All people that try to bash EVs focus on mining and carbon emissions on battery pack manufacturing. After being debunked multiple times on their allegations about carbon emissions, they now prefer to argue that electric cars use more raw materials than ICE vehicles. T&E (Transport & Environment) helped correct that as well: it is right the opposite.

After all, oil is also raw material. And combustion-engined vehicles burn 17,000 liters of gas or 13,500 liters of diesel through their lifetimes. If stored in steel barrels and put one on top of the other, that would lead to a 90-meter structure, as tall as a 25-story building. If it was stored in a single steel drum, it would be 4 m tall and have a 2.3 m diameter.

Electric Cars Need Way Less Raw Materials Than ICE Vehicles

The study could have mentioned how many crude oil liters are required to make these many liters of gas and diesel. However, that would also require measuring how much spodumene, sulfide and laterite ores, and cobalt ores were needed to produce lithium, nickel, and cobalt.

Considering a liter of gas can weigh around 0.75 kg, and a liter of diesel weighs around 0.86 kg, an ICE vehicle can burn 12,750 kg of gas and 11,610 kg of diesel. An 85-kWh can weigh around 550 kg, already just a fraction of the fuels combustion engines can burn. On top of that, batteries are recyclable.

Electric Cars Need Way Less Raw Materials Than ICE Vehicles

This is what T&E used to make the comparisons. While an ICE car spends more than 11 tons of raw materials along its lifecycle, an EV will only consume 30 kg and be equivalent to a soccer ball in size. That’s the quantity of metals that are not recoverable from recycling processes nowadays – and they can still improve.

T&E believes that, by 2021, Europe will already produce enough batteries to meet internal demand. As the years go by, the continent will manufacture more cells than it needs, which will help it to become less dependent on oil imports.

The good news is that, according to T&E, batteries will need half the lithium they currently need in ten years. Instead of 0.10 kg/kWh, cells will need 0.05 kg/kWh, which implies we’ll be able to do double the number of battery packs with the same amount of lithium.

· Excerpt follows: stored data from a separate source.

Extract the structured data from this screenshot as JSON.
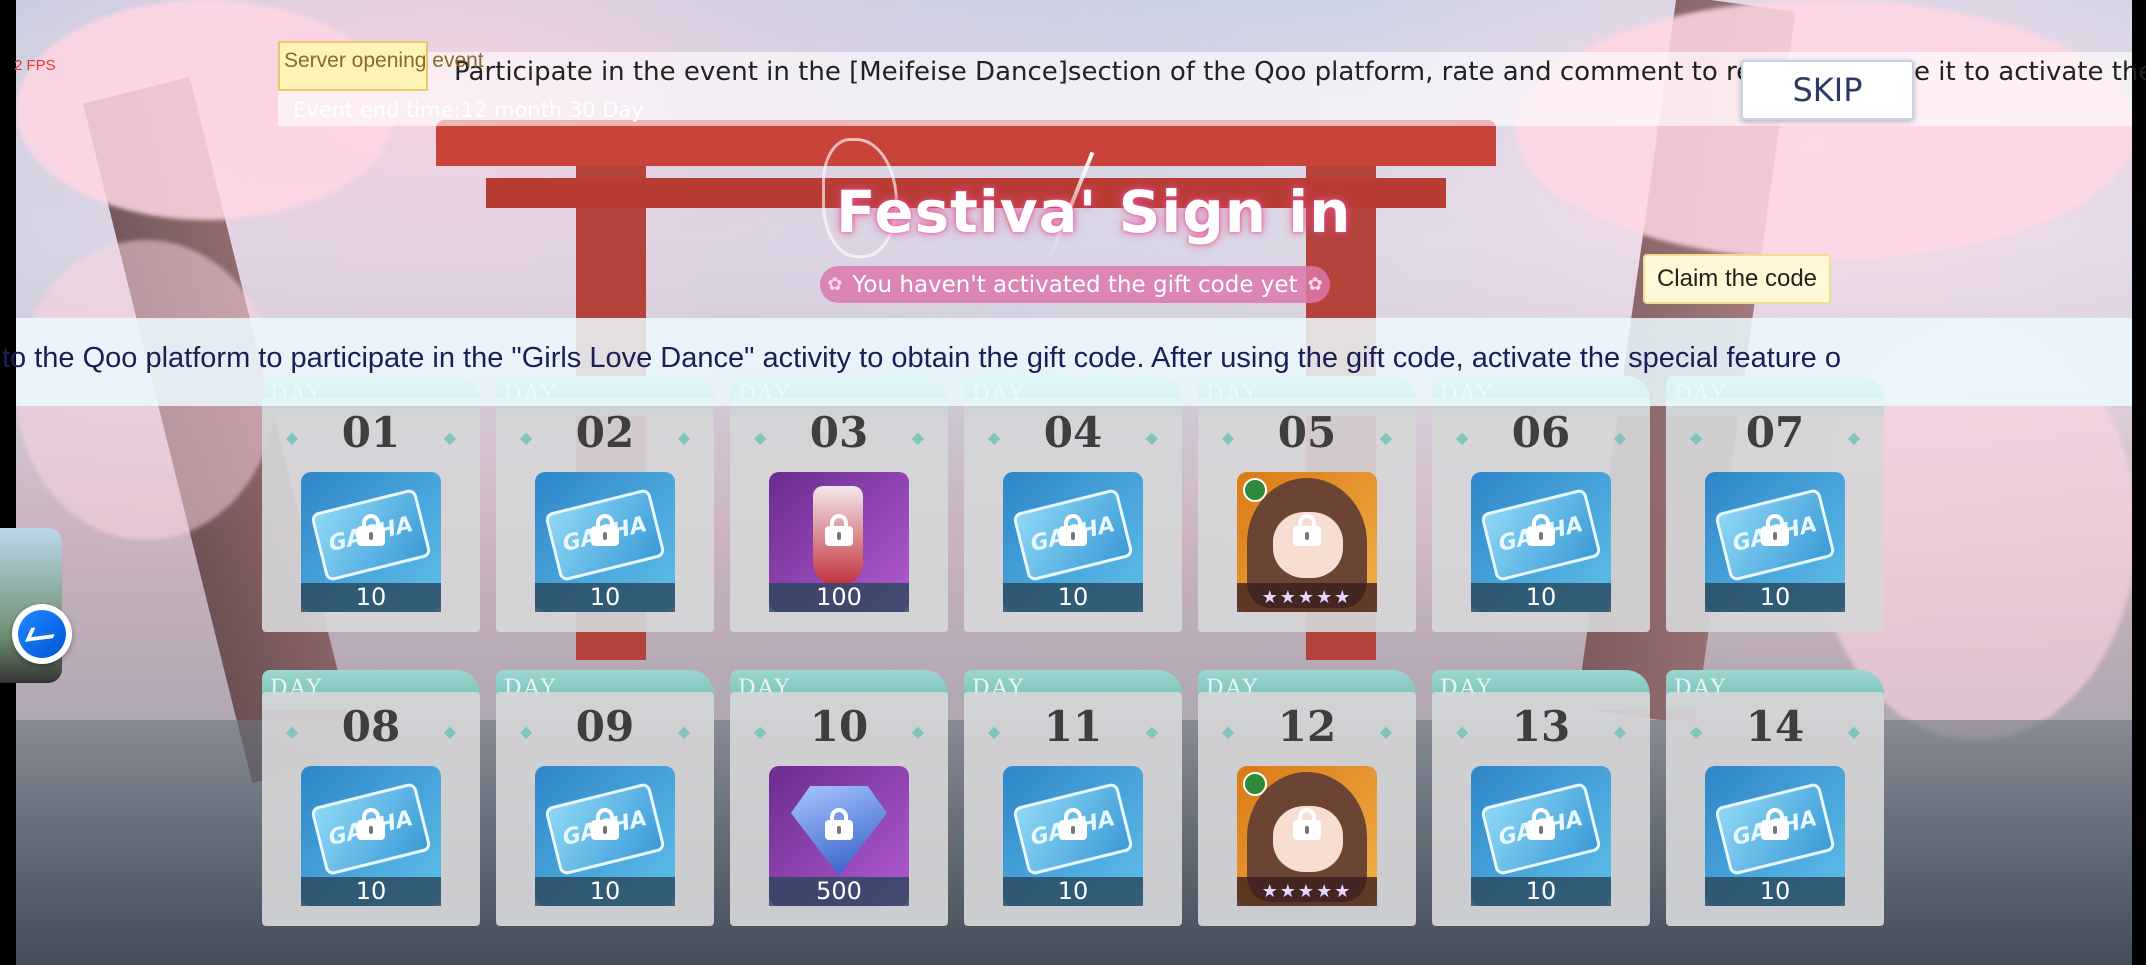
{
  "hud": {
    "fps": "2 FPS"
  },
  "event": {
    "tag": "Server opening event",
    "ticker": "Participate in the event in the [Meifeise Dance]section of the Qoo platform, rate and comment to receive the g",
    "ticker_tail": "e it to activate the",
    "end_time": "Event end time:12 month 30 Day"
  },
  "buttons": {
    "skip": "SKIP",
    "claim": "Claim the code"
  },
  "title": {
    "main": "Festiva' Sign in",
    "status": "You haven't activated the gift code yet"
  },
  "marquee": "to the Qoo platform to participate in the \"Girls Love Dance\" activity to obtain the gift code. After using the gift code, activate the special feature o",
  "day_tab_label": "DAY",
  "days": [
    {
      "day": "01",
      "item": "gacha",
      "qty": "10"
    },
    {
      "day": "02",
      "item": "gacha",
      "qty": "10"
    },
    {
      "day": "03",
      "item": "drink",
      "qty": "100"
    },
    {
      "day": "04",
      "item": "gacha",
      "qty": "10"
    },
    {
      "day": "05",
      "item": "character",
      "qty": "★★★★★"
    },
    {
      "day": "06",
      "item": "gacha",
      "qty": "10"
    },
    {
      "day": "07",
      "item": "gacha",
      "qty": "10"
    },
    {
      "day": "08",
      "item": "gacha",
      "qty": "10"
    },
    {
      "day": "09",
      "item": "gacha",
      "qty": "10"
    },
    {
      "day": "10",
      "item": "diamond",
      "qty": "500"
    },
    {
      "day": "11",
      "item": "gacha",
      "qty": "10"
    },
    {
      "day": "12",
      "item": "character",
      "qty": "★★★★★"
    },
    {
      "day": "13",
      "item": "gacha",
      "qty": "10"
    },
    {
      "day": "14",
      "item": "gacha",
      "qty": "10"
    }
  ],
  "icons": {
    "gacha": "gacha-ticket-icon",
    "lock": "lock-icon",
    "messenger": "messenger-icon"
  },
  "colors": {
    "accent_pink": "#dc78aa",
    "tab_teal": "#6dbab3",
    "skip_text": "#2d3a66"
  }
}
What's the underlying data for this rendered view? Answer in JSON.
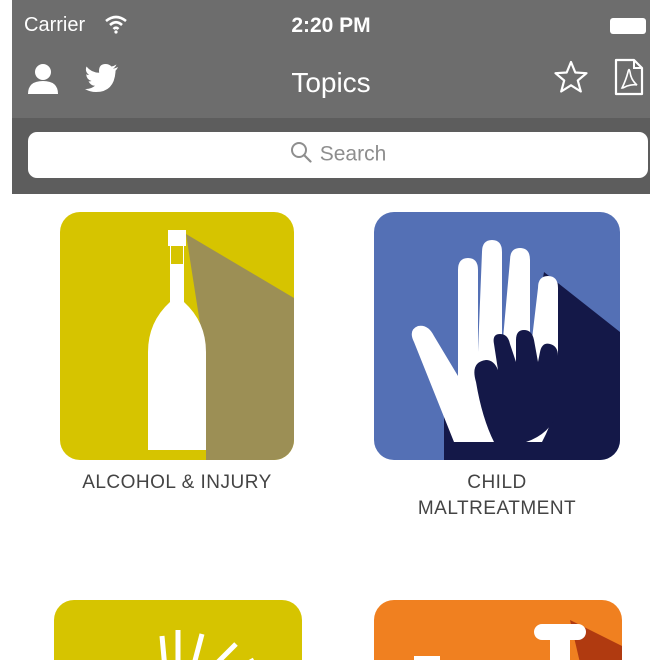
{
  "status_bar": {
    "carrier": "Carrier",
    "time": "2:20 PM",
    "icons": [
      "wifi-icon",
      "battery-icon"
    ]
  },
  "nav_bar": {
    "title": "Topics",
    "left_icons": [
      "user-icon",
      "twitter-icon"
    ],
    "right_icons": [
      "star-icon",
      "pdf-icon"
    ]
  },
  "search": {
    "placeholder": "Search",
    "icon": "search-icon"
  },
  "topics": [
    {
      "label": "ALCOHOL & INJURY",
      "icon": "bottle-icon",
      "color": "#d6c400"
    },
    {
      "label_line1": "CHILD",
      "label_line2": "MALTREATMENT",
      "icon": "hands-icon",
      "color": "#5470b5"
    },
    {
      "label": "",
      "icon": "burst-icon",
      "color": "#d6c400"
    },
    {
      "label": "",
      "icon": "hammer-icon",
      "color": "#f08020"
    }
  ],
  "colors": {
    "bar": "#6d6d6d",
    "search_band": "#5d5d5d",
    "label_text": "#444444",
    "shadow_yellow": "#9c8f55",
    "shadow_blue": "#141848"
  }
}
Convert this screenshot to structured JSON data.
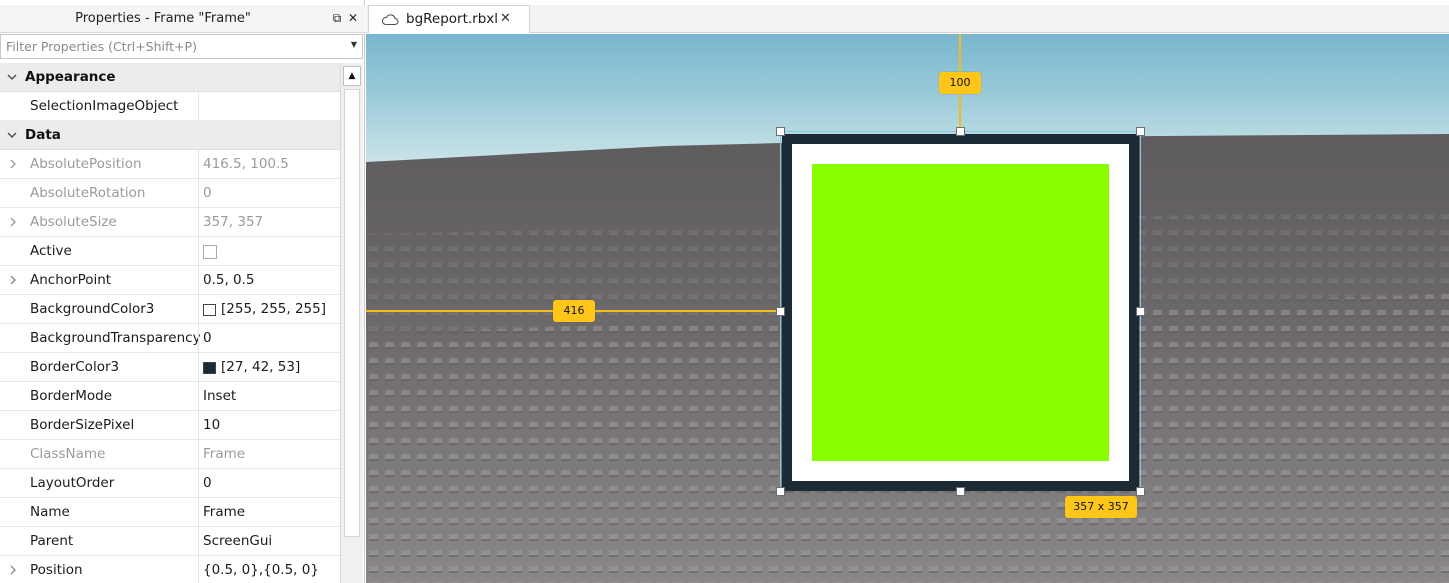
{
  "properties_panel": {
    "title": "Properties - Frame \"Frame\"",
    "float_icon": "⧉",
    "close_icon": "✕",
    "filter_placeholder": "Filter Properties (Ctrl+Shift+P)",
    "categories": [
      {
        "label": "Appearance"
      },
      {
        "label": "Data"
      }
    ],
    "rows": {
      "selection_image_object": {
        "name": "SelectionImageObject",
        "value": ""
      },
      "absolute_position": {
        "name": "AbsolutePosition",
        "value": "416.5, 100.5"
      },
      "absolute_rotation": {
        "name": "AbsoluteRotation",
        "value": "0"
      },
      "absolute_size": {
        "name": "AbsoluteSize",
        "value": "357, 357"
      },
      "active": {
        "name": "Active",
        "value": false
      },
      "anchor_point": {
        "name": "AnchorPoint",
        "value": "0.5, 0.5"
      },
      "background_color3": {
        "name": "BackgroundColor3",
        "value": "[255, 255, 255]",
        "swatch": "#ffffff"
      },
      "background_transparency": {
        "name": "BackgroundTransparency",
        "value": "0"
      },
      "border_color3": {
        "name": "BorderColor3",
        "value": "[27, 42, 53]",
        "swatch": "#1b2a35"
      },
      "border_mode": {
        "name": "BorderMode",
        "value": "Inset"
      },
      "border_size_pixel": {
        "name": "BorderSizePixel",
        "value": "10"
      },
      "class_name": {
        "name": "ClassName",
        "value": "Frame"
      },
      "layout_order": {
        "name": "LayoutOrder",
        "value": "0"
      },
      "name": {
        "name": "Name",
        "value": "Frame"
      },
      "parent": {
        "name": "Parent",
        "value": "ScreenGui"
      },
      "position": {
        "name": "Position",
        "value": "{0.5, 0},{0.5, 0}"
      }
    }
  },
  "tabs": [
    {
      "label": "bgReport.rbxl",
      "icon": "cloud-icon",
      "close": "✕"
    }
  ],
  "viewport": {
    "top_offset_label": "100",
    "left_offset_label": "416",
    "size_label": "357 x 357",
    "guide_color": "#f3bd18",
    "badge_color": "#ffc61a",
    "frame_border_color": "#1b2a35",
    "frame_background_color": "#ffffff",
    "child_color": "#88ff00"
  }
}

When it comes to cobalt, they will need only 25 percent of what they currently use – from 0.13 kg/kWh to 0.03 kg/kWh. Nickel-rich batteries will make the demand for this metal drop by only one-fifth: 0.39 kg/kWh instead of 0.48 kg/kWh.

Reuse, reduce, recycle are just part of the attitudes that will make EVs much more sustainable than ICE cars: there’s no way to recycle gasoline or diesel. Apart from that, electric vehicles are much more efficient machines, and they pollute less even in Poland, the country with the dirtiest electricity supply in Europe. According to T&E, they emit 22 percent less carbon than a car powered by petrol in that country.